Cutaneous infection by non-diphtheria-toxin producing and penicillin-resistant Corynebacterium diphtheriae strain in a patient with diabetes mellitus

Author:

Batista Araújo Max Roberto1,Bernardes Sousa Mireille Ângela1ORCID,Seabra Luisa Ferreira1ORCID,Caldeira Letícia Aparecida1ORCID,Faria Carmem Dolores2ORCID,Bokermann Sérgio3ORCID,Sant’Anna Lincoln Oliveira4ORCID,dos Santos Louisy Sanches4ORCID,Mattos-Guaraldi Ana Luíza4ORCID

Affiliation:

1. Operational Technical Nucleus, Microbiology, Hermes Pardini Institute.
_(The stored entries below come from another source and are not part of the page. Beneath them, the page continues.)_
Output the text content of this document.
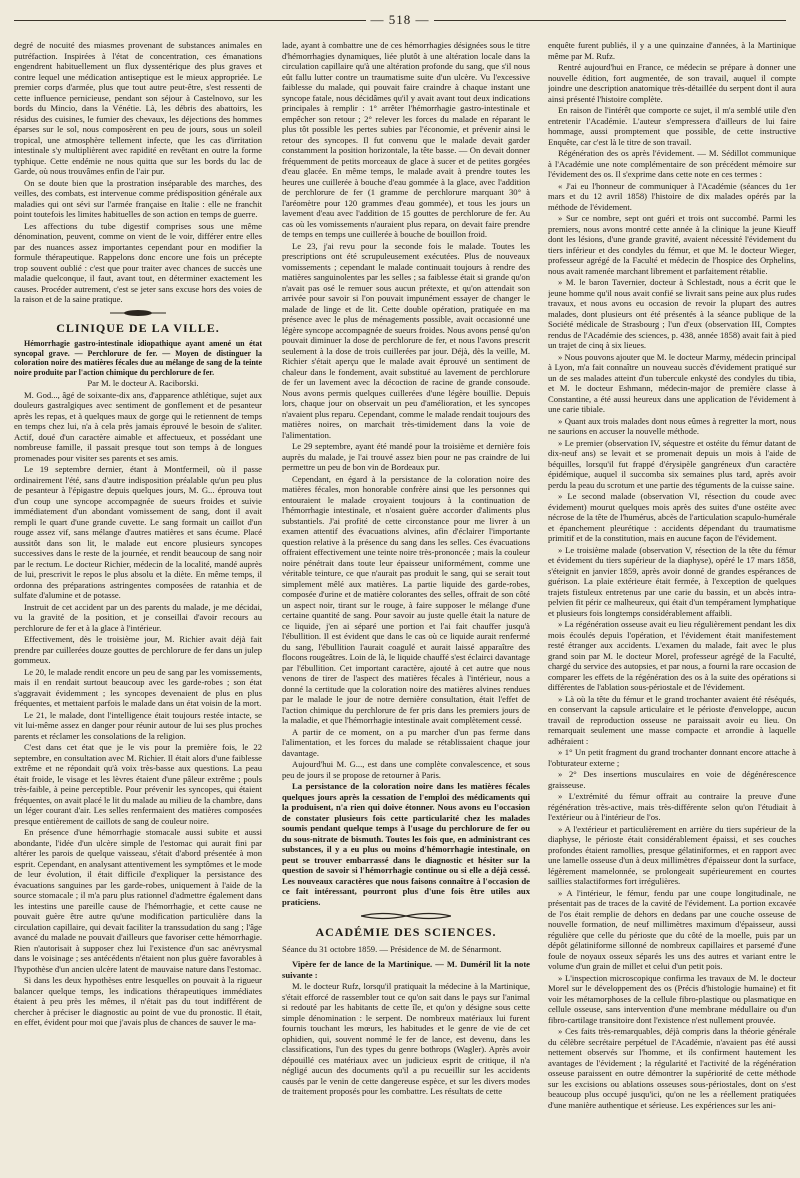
— 518 —

degré de nocuité des miasmes provenant de substances animales en putréfaction. Inspirées à l'état de concentration, ces émanations engendrent habituellement un flux dyssentérique des plus graves et contre lequel une médication antiseptique est le mieux appropriée. Le premier corps d'armée, plus que tout autre peut-être, s'est ressenti de cette influence pernicieuse, pendant son séjour à Castelnovo, sur les bords du Mincio, dans la Vénétie. Là, les débris des abattoirs, les résidus des cuisines, le fumier des chevaux, les déjections des hommes éparses sur le sol, nous composèrent en peu de jours, sous un soleil tropical, une atmosphère tellement infecte, que les cas d'irritation intestinale s'y multiplièrent avec rapidité en revêtant en outre la forme typhique. Cette endémie ne nous quitta que sur les bords du lac de Garde, où nous trouvâmes enfin de l'air pur.

On se doute bien que la prostration inséparable des marches, des veilles, des combats, est intervenue comme prédisposition générale aux maladies qui ont sévi sur l'armée française en Italie : elle ne franchit point toutefois les limites habituelles de son action en temps de guerre.

Les affections du tube digestif comprises sous une même dénomination, peuvent, comme on vient de le voir, différer entre elles par des nuances assez importantes cependant pour en modifier la formule thérapeutique. Rappelons donc encore une fois un précepte trop souvent oublié : c'est que pour traiter avec chances de succès une maladie quelconque, il faut, avant tout, en déterminer exactement les causes. Procéder autrement, c'est se jeter sans excuse hors des voies de la raison et de la saine pratique.

CLINIQUE DE LA VILLE.

Hémorrhagie gastro-intestinale idiopathique ayant amené un état syncopal grave. — Perchlorure de fer. — Moyen de distinguer la coloration noire des matières fécales due au mélange de sang de la teinte noire produite par l'action chimique du perchlorure de fer.

Par M. le docteur A. Raciborski.

M. God..., âgé de soixante-dix ans, d'apparence athlétique, sujet aux douleurs gastralgiques avec sentiment de gonflement et de pesanteur après les repas, et à quelques maux de gorge qui le retiennent de temps en temps chez lui, n'a à cela près jamais éprouvé le besoin de s'aliter. Actif, doué d'un caractère aimable et affectueux, et possédant une nombreuse famille, il passait presque tout son temps à de longues promenades pour visiter ses parents et ses amis.

Le 19 septembre dernier, étant à Montfermeil, où il passe ordinairement l'été, sans d'autre indisposition préalable qu'un peu plus de pesanteur à l'épigastre depuis quelques jours, M. G... éprouva tout d'un coup une syncope accompagnée de sueurs froides et suivie immédiatement d'un abondant vomissement de sang, dont il avait rempli le quart d'une grande cuvette. Le sang formait un caillot d'un rouge assez vif, sans mélange d'autres matières et sans écume. Placé aussitôt dans son lit, le malade eut encore plusieurs syncopes successives dans le reste de la journée, et rendit beaucoup de sang noir par le rectum. Le docteur Richier, médecin de la localité, mandé auprès de lui, prescrivit le repos le plus absolu et la diète. En même temps, il ordonna des préparations astringentes composées de ratanhia et de sulfate d'alumine et de potasse.

Instruit de cet accident par un des parents du malade, je me décidai, vu la gravité de la position, et je conseillai d'avoir recours au perchlorure de fer et à la glace à l'intérieur.

Effectivement, dès le troisième jour, M. Richier avait déjà fait prendre par cuillerées douze gouttes de perchlorure de fer dans un julep gommeux.

Le 20, le malade rendit encore un peu de sang par les vomissements, mais il en rendait surtout beaucoup avec les garde-robes ; son état s'aggravait évidemment ; les syncopes devenaient de plus en plus fréquentes, et mettaient parfois le malade dans un état voisin de la mort.

Le 21, le malade, dont l'intelligence était toujours restée intacte, se vit lui-même assez en danger pour réunir autour de lui ses plus proches parents et réclamer les consolations de la religion.

C'est dans cet état que je le vis pour la première fois, le 22 septembre, en consultation avec M. Richier. Il était alors d'une faiblesse extrême et ne répondait qu'à voix très-basse aux questions. La peau était froide, le visage et les lèvres étaient d'une pâleur extrême ; pouls très-faible, à peine perceptible. Pour prévenir les syncopes, qui étaient fréquentes, on avait placé le lit du malade au milieu de la chambre, dans un léger courant d'air. Les selles renfermaient des matières composées presque entièrement de caillots de sang de couleur noire.

En présence d'une hémorrhagie stomacale aussi subite et aussi abondante, l'idée d'un ulcère simple de l'estomac qui aurait fini par altérer les parois de quelque vaisseau, s'était d'abord présentée à mon esprit. Cependant, en analysant attentivement les symptômes et le mode de leur évolution, il était difficile d'expliquer la persistance des évacuations sanguines par les garde-robes, uniquement à l'aide de la source stomacale ; il m'a paru plus rationnel d'admettre également dans les intestins une pareille cause de l'hémorrhagie, et cette cause ne pouvait guère être autre qu'une modification particulière dans la circulation capillaire, qui devait faciliter la transsudation du sang ; l'âge avancé du malade ne pouvait d'ailleurs que favoriser cette hémorrhagie. Rien n'autorisait à supposer chez lui l'existence d'un sac anévrysmal dans le voisinage ; ses antécédents n'étaient non plus guère favorables à l'hypothèse d'un ancien ulcère latent de mauvaise nature dans l'estomac.

Si dans les deux hypothèses entre lesquelles on pouvait à la rigueur balancer quelque temps, les indications thérapeutiques immédiates étaient à peu près les mêmes, il n'était pas du tout indifférent de chercher à préciser le diagnostic au point de vue du pronostic. Il était, en effet, évident pour moi que j'avais plus de chances de sauver le ma-

lade, ayant à combattre une de ces hémorrhagies désignées sous le titre d'hémorrhagies dynamiques, liée plutôt à une altération locale dans la circulation capillaire qu'à une altération profonde du sang, que s'il nous eût fallu lutter contre un traumatisme suite d'un ulcère. Vu l'excessive faiblesse du malade, qui pouvait faire craindre à chaque instant une syncope fatale, nous décidâmes qu'il y avait avant tout deux indications principales à remplir : 1° arrêter l'hémorrhagie gastro-intestinale et empêcher son retour ; 2° relever les forces du malade en réparant le plus tôt possible les pertes subies par l'économie, et prévenir ainsi le retour des syncopes. Il fut convenu que le malade devait garder constamment la position horizontale, la tête basse. — On devait donner fréquemment de petits morceaux de glace à sucer et de petites gorgées d'eau glacée. En même temps, le malade avait à prendre toutes les heures une cuillerée à bouche d'eau gommée à la glace, avec l'addition de perchlorure de fer (1 gramme de perchlorure marquant 30° à l'aréomètre pour 120 grammes d'eau gommée), et tous les jours un lavement d'eau avec l'addition de 15 gouttes de perchlorure de fer. Au cas où les vomissements n'auraient plus repara, on devait faire prendre de temps en temps une cuillerée à bouche de bouillon froid.

Le 23, j'ai revu pour la seconde fois le malade. Toutes les prescriptions ont été scrupuleusement exécutées. Plus de nouveaux vomissements ; cependant le malade continuait toujours à rendre des matières sanguinolentes par les selles ; sa faiblesse était si grande qu'on n'avait pas osé le remuer sous aucun prétexte, et qu'on attendait son arrivée pour savoir si l'on pouvait impunément essayer de changer le malade de linge et de lit. Cette double opération, pratiquée en ma présence avec le plus de ménagements possible, avait occasionné une légère syncope accompagnée de sueurs froides. Nous avons pensé qu'on pouvait diminuer la dose de perchlorure de fer, et nous l'avons prescrit seulement à la dose de trois cuillerées par jour. Déjà, dès la veille, M. Richier s'était aperçu que le malade avait éprouvé un sentiment de chaleur dans le fondement, avait substitué au lavement de perchlorure de fer un lavement avec la décoction de racine de grande consoude. Nous avons permis quelques cuillerées d'une légère bouillie. Depuis lors, chaque jour on observait un peu d'amélioration, et les syncopes n'avaient plus reparu. Cependant, comme le malade rendait toujours des matières noires, on marchait très-timidement dans la voie de l'alimentation.

Le 29 septembre, ayant été mandé pour la troisième et dernière fois auprès du malade, je l'ai trouvé assez bien pour ne pas craindre de lui permettre un peu de bon vin de Bordeaux pur.

Cependant, en égard à la persistance de la coloration noire des matières fécales, mon honorable confrère ainsi que les personnes qui entouraient le malade croyaient toujours à la continuation de l'hémorrhagie intestinale, et n'osaient guère accorder d'aliments plus substantiels. J'ai profité de cette circonstance pour me livrer à un examen attentif des évacuations alvines, afin d'éclairer l'importante question relative à la présence du sang dans les selles. Ces évacuations offraient effectivement une teinte noire très-prononcée ; mais la couleur noire pénétrait dans toute leur épaisseur uniformément, comme une véritable teinture, ce que n'aurait pas produit le sang, qui se serait tout simplement mêlé aux matières. La partie liquide des garde-robes, composée d'urine et de matière colorantes des selles, offrait de son côté un aspect noir, tirant sur le rouge, à faire supposer le mélange d'une certaine quantité de sang. Pour savoir au juste quelle était la nature de ce liquide, j'en ai séparé une portion et l'ai fait chauffer jusqu'à l'ébullition. Il est évident que dans le cas où ce liquide aurait renfermé du sang, l'ébullition l'aurait coagulé et aurait laissé apparaître des flocons rougeâtres. Loin de là, le liquide chauffé s'est éclairci davantage par l'ébullition. Cet important caractère, ajouté à cet autre que nous venons de tirer de l'aspect des matières fécales à l'intérieur, nous a donné la certitude que la coloration noire des matières alvines rendues par le malade le jour de notre dernière consultation, était l'effet de l'action chimique du perchlorure de fer pris dans les premiers jours de la maladie, et que l'hémorrhagie intestinale avait complètement cessé.

A partir de ce moment, on a pu marcher d'un pas ferme dans l'alimentation, et les forces du malade se rétablissaient chaque jour davantage.

Aujourd'hui M. G..., est dans une complète convalescence, et sous peu de jours il se propose de retourner à Paris.

La persistance de la coloration noire dans les matières fécales quelques jours après la cessation de l'emploi des médicaments qui la produisent, n'a rien qui doive étonner. Nous avons eu l'occasion de constater plusieurs fois cette particularité chez les malades soumis pendant quelque temps à l'usage du perchlorure de fer ou du sous-nitrate de bismuth. Toutes les fois que, en administrant ces substances, il y a eu plus ou moins d'hémorrhagie intestinale, on peut se trouver embarrassé dans le diagnostic et hésiter sur la question de savoir si l'hémorrhagie continue ou si elle a déjà cessé. Les nouveaux caractères que nous faisons connaître à l'occasion de ce fait intéressant, pourront plus d'une fois être utiles aux praticiens.

ACADÉMIE DES SCIENCES.

Séance du 31 octobre 1859. — Présidence de M. de Sénarmont.

Vipère fer de lance de la Martinique. — M. Duméril lit la note suivante :

M. le docteur Rufz, lorsqu'il pratiquait la médecine à la Martinique, s'était efforcé de rassembler tout ce qu'on sait dans le pays sur l'animal si redouté par les habitants de cette île, et qu'on y désigne sous cette simple dénomination : le serpent. De nombreux matériaux lui furent fournis touchant les mœurs, les habitudes et le genre de vie de cet ophidien, qui, souvent nommé le fer de lance, est devenu, dans les classifications, l'un des types du genre bothrops (Wagler). Après avoir dépouillé ces matériaux avec un judicieux esprit de critique, il n'a négligé aucun des documents qu'il a pu recueillir sur les accidents causés par le venin de cette dangereuse espèce, et sur les divers modes de traitement proposés pour les combattre. Les résultats de cette

enquête furent publiés, il y a une quinzaine d'années, à la Martinique même par M. Rufz.

Rentré aujourd'hui en France, ce médecin se prépare à donner une nouvelle édition, fort augmentée, de son travail, auquel il compte joindre une description anatomique très-détaillée du serpent dont il aura ainsi présenté l'histoire complète.

En raison de l'intérêt que comporte ce sujet, il m'a semblé utile d'en entretenir l'Académie. L'auteur s'empressera d'ailleurs de lui faire hommage, aussi promptement que possible, de cette instructive Enquête, car c'est là le titre de son travail.

Régénération des os après l'évidement. — M. Sédillot communique à l'Académie une note complémentaire de son précédent mémoire sur l'évidement des os. Il s'exprime dans cette note en ces termes :

« J'ai eu l'honneur de communiquer à l'Académie (séances du 1er mars et du 12 avril 1858) l'histoire de dix malades opérés par la méthode de l'évidement.

» Sur ce nombre, sept ont guéri et trois ont succombé. Parmi les premiers, nous avons montré cette année à la clinique la jeune Kieuff dont les lésions, d'une grande gravité, avaient nécessité l'évidement du tiers inférieur et des condyles du fémur, et que M. le docteur Wieger, professeur agrégé de la Faculté et médecin de l'hospice des Orphelins, nous avait ramenée marchant librement et parfaitement rétablie.

» M. le baron Tavernier, docteur à Schlestadt, nous a écrit que le jeune homme qu'il nous avait confié se livrait sans peine aux plus rudes travaux, et nous avons eu occasion de revoir la plupart des autres malades, dont plusieurs ont été présentés à la séance publique de la Société médicale de Strasbourg ; l'un d'eux (observation III, Comptes rendus de l'Académie des sciences, p. 438, année 1858) avait fait à pied un trajet de cinq à six lieues.

» Nous pouvons ajouter que M. le docteur Marmy, médecin principal à Lyon, m'a fait connaître un nouveau succès d'évidement pratiqué sur un de ses malades atteint d'un tubercule enkysté des condyles du tibia, et M. le docteur Eshmann, médecin-major de première classe à Constantine, a été aussi heureux dans une application de l'évidement à une carie tibiale.

» Quant aux trois malades dont nous eûmes à regretter la mort, nous ne saurions en accuser la nouvelle méthode.

» Le premier (observation IV, séquestre et ostéite du fémur datant de dix-neuf ans) se levait et se promenait depuis un mois à l'aide de béquilles, lorsqu'il fut frappé d'érysipèle gangréneux d'un caractère épidémique, auquel il succomba six semaines plus tard, après avoir perdu la peau du scrotum et une partie des téguments de la cuisse saine.

» Le second malade (observation VI, résection du coude avec évidement) mourut quelques mois après des suites d'une ostéite avec nécrose de la tête de l'humérus, abcès de l'articulation scapulo-humérale et épanchement pleurétique : accidents dépendant du traumatisme primitif et de la constitution, mais en aucune façon de l'évidement.

» Le troisième malade (observation V, résection de la tête du fémur et évidement du tiers supérieur de la diaphyse), opéré le 17 mars 1858, s'éteignit en janvier 1859, après avoir donné de grandes espérances de guérison. La plaie extérieure était fermée, à l'exception de quelques trajets fistuleux entretenus par une carie du bassin, et un abcès intra-pelvien fit périr ce malheureux, qui était d'un tempérament lymphatique et plusieurs fois longtemps considérablement affaibli.

» La régénération osseuse avait eu lieu régulièrement pendant les dix mois écoulés depuis l'opération, et l'évidement était manifestement resté étranger aux accidents. L'examen du malade, fait avec le plus grand soin par M. le docteur Morel, professeur agrégé de la Faculté, chargé du service des autopsies, et par nous, a fourni la rare occasion de comparer les effets de la régénération des os à la suite des opérations si différentes de l'ablation sous-périostale et de l'évidement.

» Là où la tête du fémur et le grand trochanter avaient été réséqués, en conservant la capsule articulaire et le périoste d'enveloppe, aucun travail de reproduction osseuse ne paraissait avoir eu lieu. On remarquait seulement une masse compacte et arrondie à laquelle adhéraient :

» 1° Un petit fragment du grand trochanter donnant encore attache à l'obturateur externe ;

» 2° Des insertions musculaires en voie de dégénérescence graisseuse.

» L'extrémité du fémur offrait au contraire la preuve d'une régénération très-active, mais très-différente selon qu'on l'étudiait à l'extérieur ou à l'intérieur de l'os.

» A l'extérieur et particulièrement en arrière du tiers supérieur de la diaphyse, le périoste était considérablement épaissi, et ses couches profondes étaient ramollies, presque gélatiniformes, et en rapport avec une lamelle osseuse d'un à deux millimètres d'épaisseur dont la surface, légèrement mamelonnée, se prolongeait supérieurement en courtes saillies stalactiformes fort irrégulières.

» A l'intérieur, le fémur, fendu par une coupe longitudinale, ne présentait pas de traces de la cavité de l'évidement. La portion excavée de l'os était remplie de dehors en dedans par une couche osseuse de nouvelle formation, de neuf millimètres maximum d'épaisseur, aussi régulière que celle du périoste que du côté de la moelle, puis par un dépôt gélatiniforme sillonné de nombreux capillaires et parsemé d'une foule de noyaux osseux séparés les uns des autres et variant entre le volume d'un grain de millet et celui d'un petit pois.

» L'inspection microscopique confirma les travaux de M. le docteur Morel sur le développement des os (Précis d'histologie humaine) et fit voir les métamorphoses de la cellule fibro-plastique ou plasmatique en cellule osseuse, sans intervention d'une membrane médullaire ou d'un fibro-cartilage transitoire dont l'existence n'est nullement prouvée.

» Ces faits très-remarquables, déjà compris dans la théorie générale du célèbre secrétaire perpétuel de l'Académie, n'avaient pas été aussi nettement observés sur l'homme, et ils confirment hautement les avantages de l'évidement ; la régularité et l'activité de la régénération osseuse paraissent en outre démontrer la supériorité de cette méthode sur les excisions ou ablations osseuses sous-périostales, dont on s'est beaucoup plus occupé jusqu'ici, qu'on ne les a réellement pratiquées d'une manière authentique et sérieuse. Les expériences sur les ani-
Av. das Nações, 3801 - Parque Jardim Itaú, Minas Gerais, Brazil

2. Bacterial and Fungal Diseases Service, Ezequiel Dias Foundation, Belo Horizonte, Minas Gerais, Brazil

3. Center of Bacteriology, Adolfo Lutz Institute, Secretary of Health of the State of São Paulo, Brazil

4. Laboratory of Diphtheria and Corynebacteria of Clinical Relevance, Faculty of Medical Sciences, Rio de Janeiro State University, The Collaborating Center for Reference and Research on Diphtheria, National Health Foundation, Ministry of Health, Rio de Janeiro, Brazil

Abstract

Diphtheria is a potentially fatal infection, mostly caused by diphtheria toxin (DT)-producing Corynebacterium diphtheriae strains. During the last decades, the isolation of DT-producing C. diphtheriae strains has been decreasing worldwide. However, non-DT-producing C. diphtheriae strains emerged as causative agents of cutaneous and invasive infections. Although endemic in countries with warm climates, cutaneous diphtheria is rarely reported in Brazil. Presently, an unusual case of skin lesion in a Brazilian elderly diabetic patient infected by a penicillin-resistant non-DT-producing C. diphtheriae strain was reported. Laboratory diagnosis included mass spectrometry and multiplex PCR analyses. Since cutaneous diphtheria lesions are possible sources of secondary diphtheria cases and systemic diseases and considering that penicillin is the first line of antimicrobial agent for the treatment of these infections, the detection of penicillin-resistant strains of diphtheria bacilli should be a matter of concern. Thus, cases similar to the presently reported should be appropriately investigated and treated, particularly in patients with risk factor (s) for the development of C. diphtheriae invasive infections, such as diabetes. Moreover, health professionals must be aware of the presence of C. diphtheriae in cutaneous lesions of lower limbs, a common type of morbidity in diabetic patients, especially in tropical and subtropical countries.